On the instructions of the NIC, however, the report contains a section entitled “Asessment of Opportunities for upgrade of the Manchester to Leeds Railway Line (via) Huddersfield” which details a number of possible tunnel solutions for cutting 10 more minutes off the Manchester–Leeds journey time and enabling delivery of the 30-minute goal.
|Table 1. Arup HS3 possible tunnels (see Fig 3 for map)|
|Diggle Tunnel reopening||4,900||*||160|
|Diggle Tunnel Booth Bank||3,100||1.5||468||312|
|Huddersfield A653 crossing||19,500||10.0||2,781||278|
* = Reopening of existing tunnel bore to add capacity
Source: Arup Manchester Piccadilly Station Options Assessment (March 2016)

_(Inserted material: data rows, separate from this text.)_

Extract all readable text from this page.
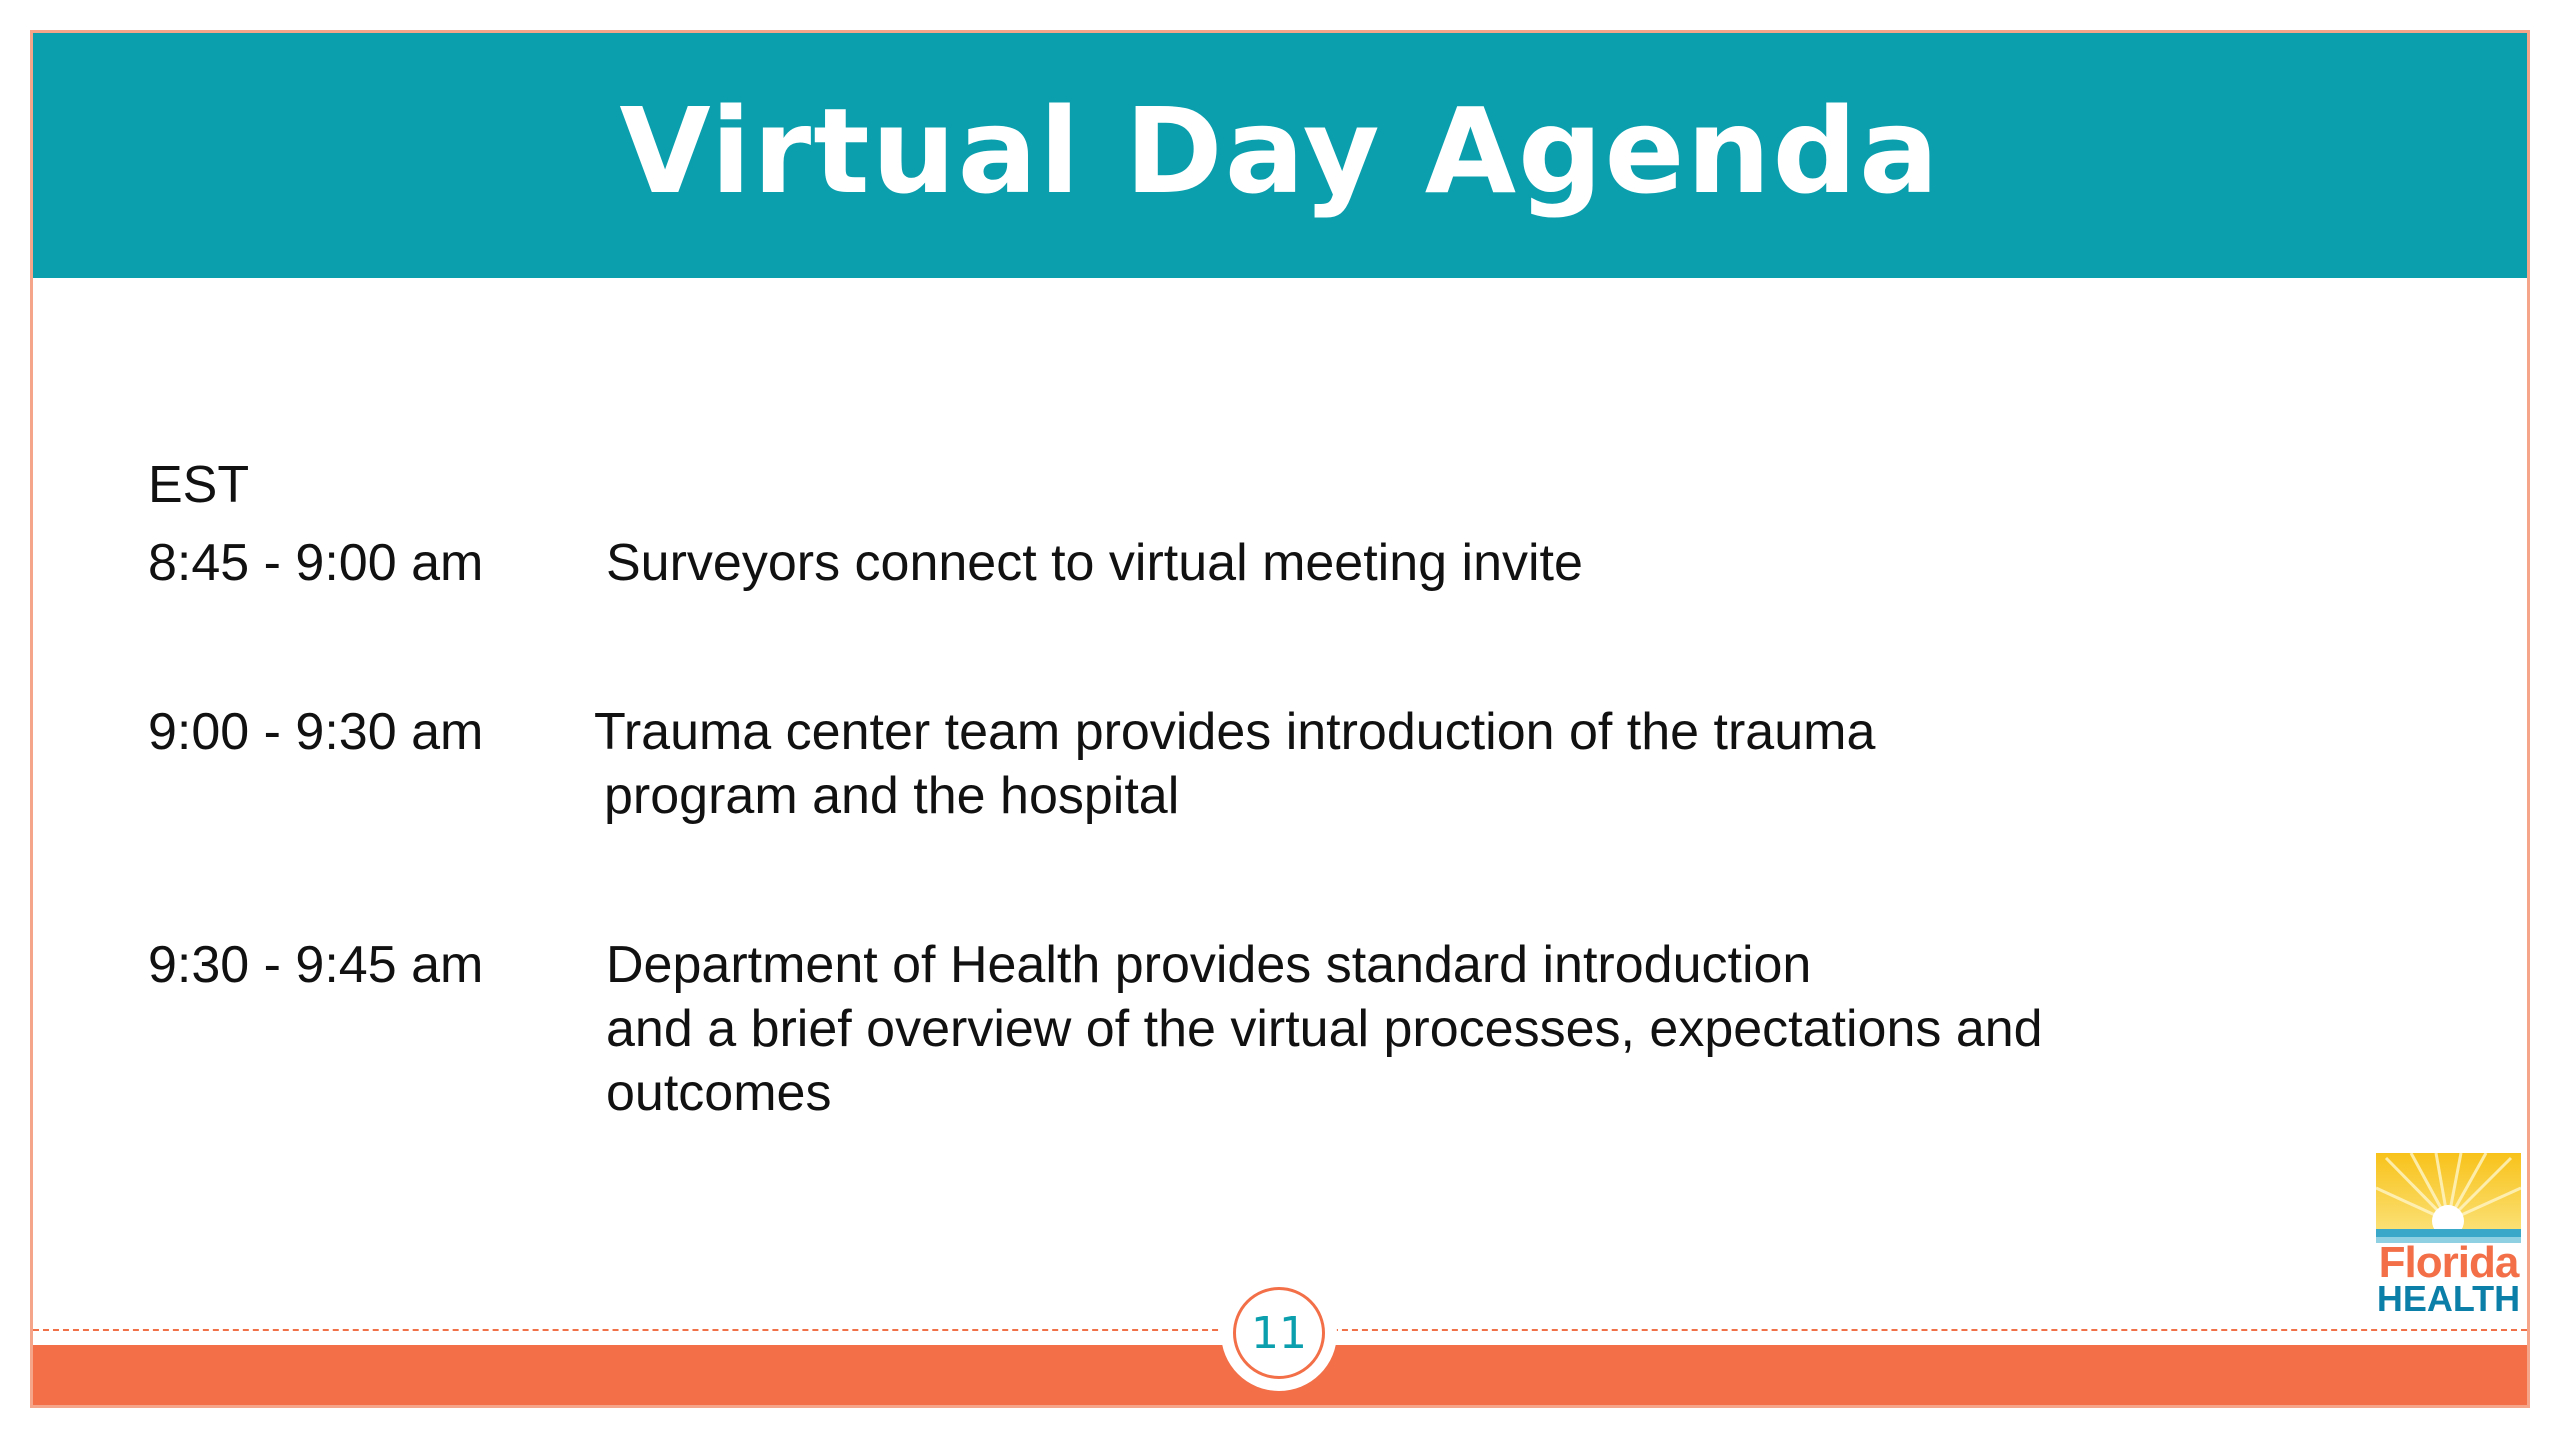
Virtual Day Agenda
EST
8:45 - 9:00 am	Surveyors connect to virtual meeting invite
9:00 - 9:30 am	Trauma center team provides introduction of the trauma
program and the hospital
9:30 - 9:45 am	Department of Health provides standard introduction
and a brief overview of the virtual processes, expectations and
outcomes
Florida
HEALTH
11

The study proposes tunnels of either 12.3km or 9.2km in the western corridor; the possibility of upgrading and reopening the disused 4.9km Diggle tunnel and the construction of a new 3.1km Diggle tunnel to bypass Marsden in the central section, and a variety of possible tunnel alignments up to 19.5km long in the eastern corridor.
The Arup report also identifies the possibility of a 5.3km long tunnel leading into and out of two dedicated underground HS3 platforms at a reconfigured Manchester Piccadilly Station. This tunnel alignment, according to proposals recommended by Arup, would feed into the 9km-long HS2 tunnels to Manchester Airport, for onward HS2 high-speed connectivity with Birmingham and London and possible future hybrid high-speed connectivity to Liverpool using a mix of HS2 and existing track.

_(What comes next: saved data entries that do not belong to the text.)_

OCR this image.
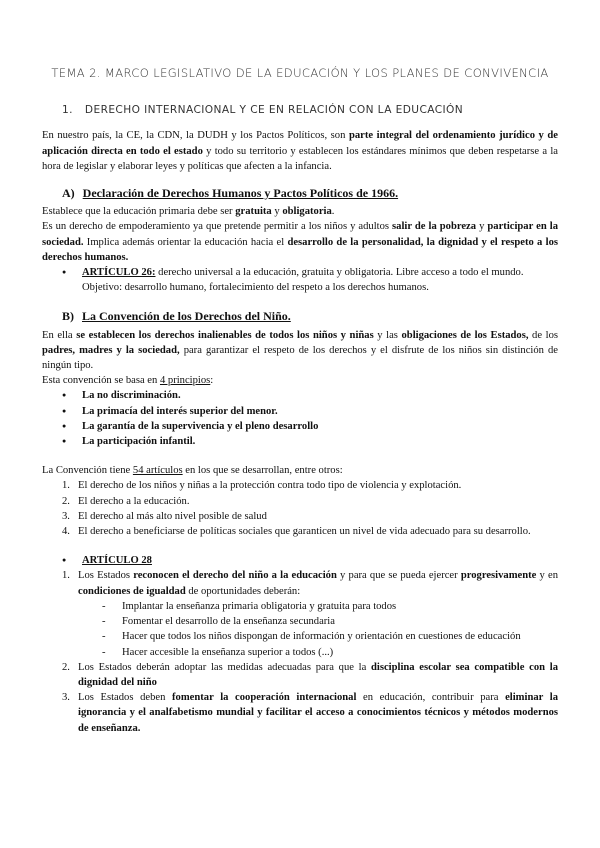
TEMA 2. MARCO LEGISLATIVO DE LA EDUCACIÓN Y LOS PLANES DE CONVIVENCIA
1. DERECHO INTERNACIONAL Y CE EN RELACIÓN CON LA EDUCACIÓN

En nuestro país, la CE, la CDN, la DUDH y los Pactos Políticos, son parte integral del ordenamiento jurídico y de aplicación directa en todo el estado y todo su territorio y establecen los estándares mínimos que deben respetarse a la hora de legislar y elaborar leyes y políticas que afecten a la infancia.

A) Declaración de Derechos Humanos y Pactos Políticos de 1966.

Establece que la educación primaria debe ser gratuita y obligatoria.

Es un derecho de empoderamiento ya que pretende permitir a los niños y adultos salir de la pobreza y participar en la sociedad. Implica además orientar la educación hacia el desarrollo de la personalidad, la dignidad y el respeto a los derechos humanos.

● ARTÍCULO 26: derecho universal a la educación, gratuita y obligatoria. Libre acceso a todo el mundo. Objetivo: desarrollo humano, fortalecimiento del respeto a los derechos humanos.
B) La Convención de los Derechos del Niño.

En ella se establecen los derechos inalienables de todos los niños y niñas y las obligaciones de los Estados, de los padres, madres y la sociedad, para garantizar el respeto de los derechos y el disfrute de los niños sin distinción de ningún tipo.

Esta convención se basa en 4 principios:

● La no discriminación.
● La primacía del interés superior del menor.
● La garantía de la supervivencia y el pleno desarrollo
● La participación infantil.

La Convención tiene 54 artículos en los que se desarrollan, entre otros:

1. El derecho de los niños y niñas a la protección contra todo tipo de violencia y explotación.
2. El derecho a la educación.
3. El derecho al más alto nivel posible de salud
4. El derecho a beneficiarse de políticas sociales que garanticen un nivel de vida adecuado para su desarrollo.
● ARTÍCULO 28
1. Los Estados reconocen el derecho del niño a la educación y para que se pueda ejercer progresivamente y en condiciones de igualdad de oportunidades deberán:
- Implantar la enseñanza primaria obligatoria y gratuita para todos
- Fomentar el desarrollo de la enseñanza secundaria
- Hacer que todos los niños dispongan de información y orientación en cuestiones de educación
- Hacer accesible la enseñanza superior a todos (...)
2. Los Estados deberán adoptar las medidas adecuadas para que la disciplina escolar sea compatible con la dignidad del niño
3. Los Estados deben fomentar la cooperación internacional en educación, contribuir para eliminar la ignorancia y el analfabetismo mundial y facilitar el acceso a conocimientos técnicos y métodos modernos de enseñanza.
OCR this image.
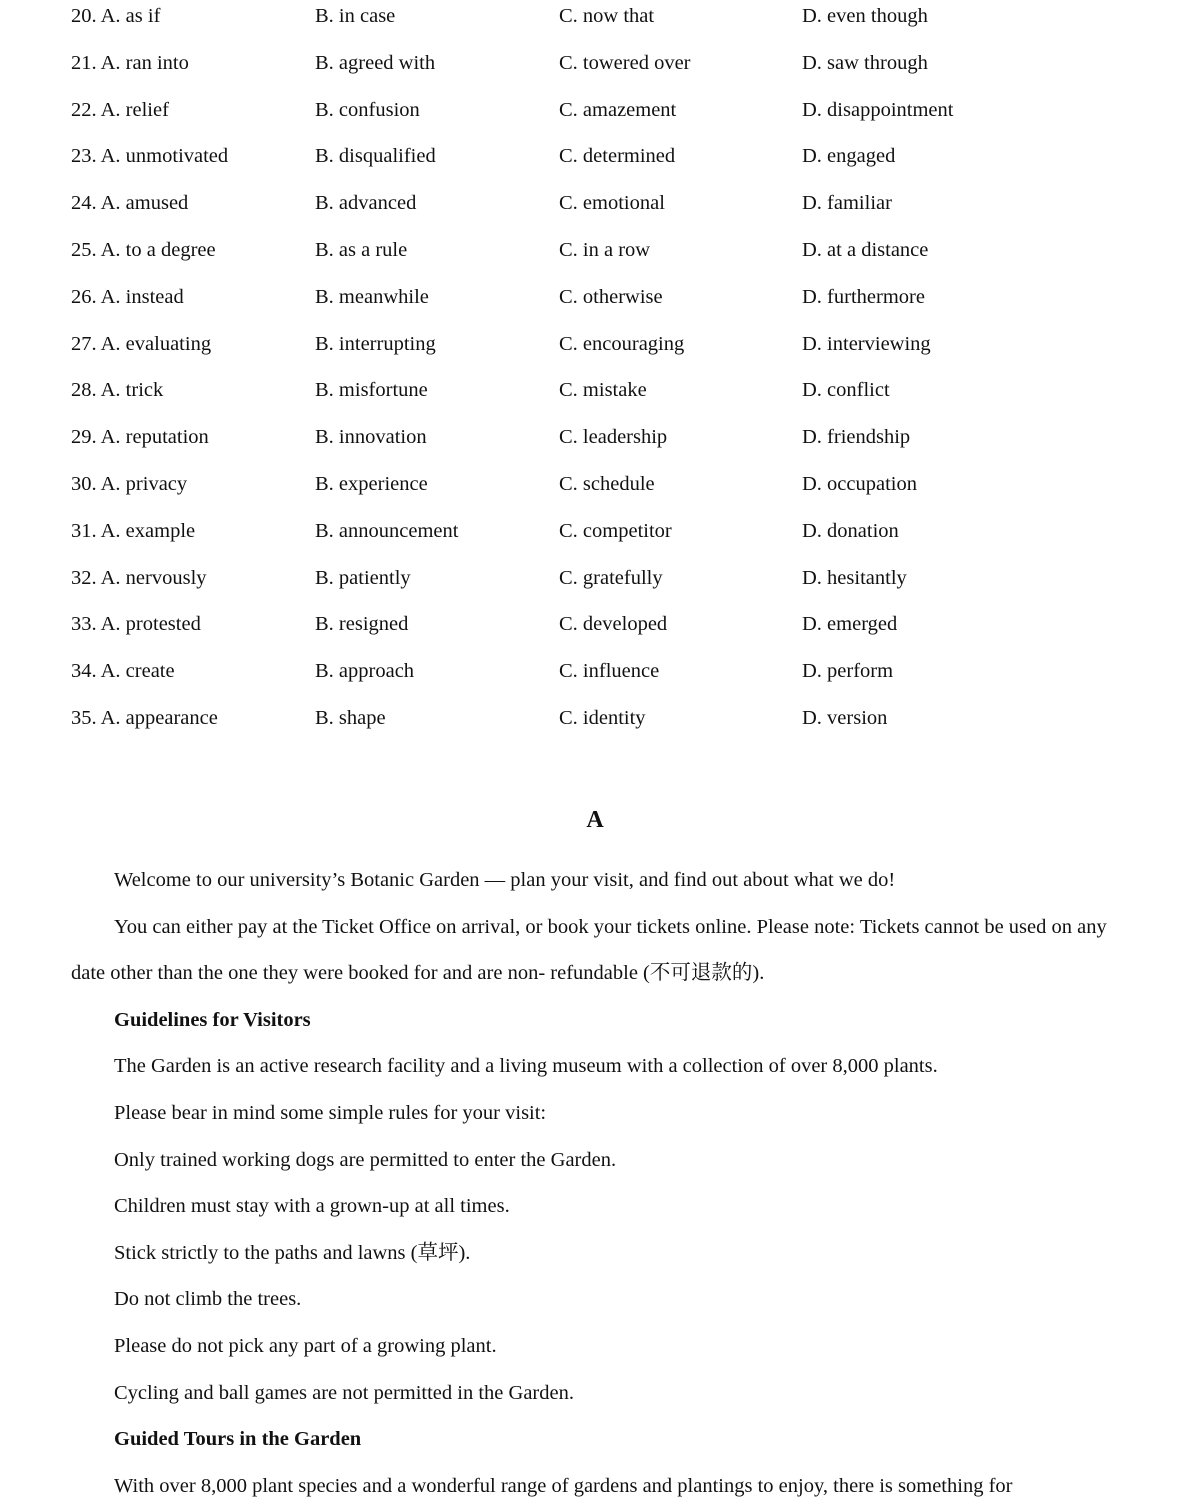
20. A. as if	B. in case	C. now that	D. even though
21. A. ran into	B. agreed with	C. towered over	D. saw through
22. A. relief	B. confusion	C. amazement	D. disappointment
23. A. unmotivated	B. disqualified	C. determined	D. engaged
24. A. amused	B. advanced	C. emotional	D. familiar
25. A. to a degree	B. as a rule	C. in a row	D. at a distance
26. A. instead	B. meanwhile	C. otherwise	D. furthermore
27. A. evaluating	B. interrupting	C. encouraging	D. interviewing
28. A. trick	B. misfortune	C. mistake	D. conflict
29. A. reputation	B. innovation	C. leadership	D. friendship
30. A. privacy	B. experience	C. schedule	D. occupation
31. A. example	B. announcement	C. competitor	D. donation
32. A. nervously	B. patiently	C. gratefully	D. hesitantly
33. A. protested	B. resigned	C. developed	D. emerged
34. A. create	B. approach	C. influence	D. perform
35. A. appearance	B. shape	C. identity	D. version
A

Welcome to our university’s Botanic Garden — plan your visit, and find out about what we do!

You can either pay at the Ticket Office on arrival, or book your tickets online. Please note: Tickets cannot be used on any date other than the one they were booked for and are non- refundable (不可退款的).

Guidelines for Visitors

The Garden is an active research facility and a living museum with a collection of over 8,000 plants.

Please bear in mind some simple rules for your visit:

Only trained working dogs are permitted to enter the Garden.

Children must stay with a grown-up at all times.

Stick strictly to the paths and lawns (草坪).

Do not climb the trees.

Please do not pick any part of a growing plant.

Cycling and ball games are not permitted in the Garden.

Guided Tours in the Garden

With over 8,000 plant species and a wonderful range of gardens and plantings to enjoy, there is something for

It is also recommended that as part of the planned regeneration of Piccadilly Station in time for the arrival of HS2 – which is currently designed with dedicated HS2 surface level platforms – consideration also be given to incorporating construction of a large underground station box in anticipation of HS3.
Plans are also currently being developed for a trans-Pennine highway tunnel, situated further south of the Arup HS3 rail tunnel studies and under the Peak District National Park. Full details and possible alignments for the 20–30km road tunnel are due to be announced later this month, ahead of a feasibility study that will be published in October.
If accepted – and given the high cost of such a long tunnel – it seems likely that consideration will be given to a combined road and rail crossing of the Pennines that will enable the development of HS3 between Manchester and Leeds by forming a connection with the proposed HS2 alignment north of Sheffield for onward dedicated high-speed HS2 connection to Leeds. This would appear to fit well with Lord Adonis’s stated vision of using existing high-speed infrastructure to supplement the piecemeal development of HS3, starting with the critical trans-Pennine Manchester–Leeds section.
Although the Government now officially endorses Lord Adonis’s recommendation to continue feasibility studies for the trans-Pennine highway tunnel, should it prove unfeasible there is always the option to return to the Arup study into rail tunnel options along the more direct route via Huddersfield. Either way, yesterday’s Budget statement marks a significant positive turn for the UK underground construction industry going forward.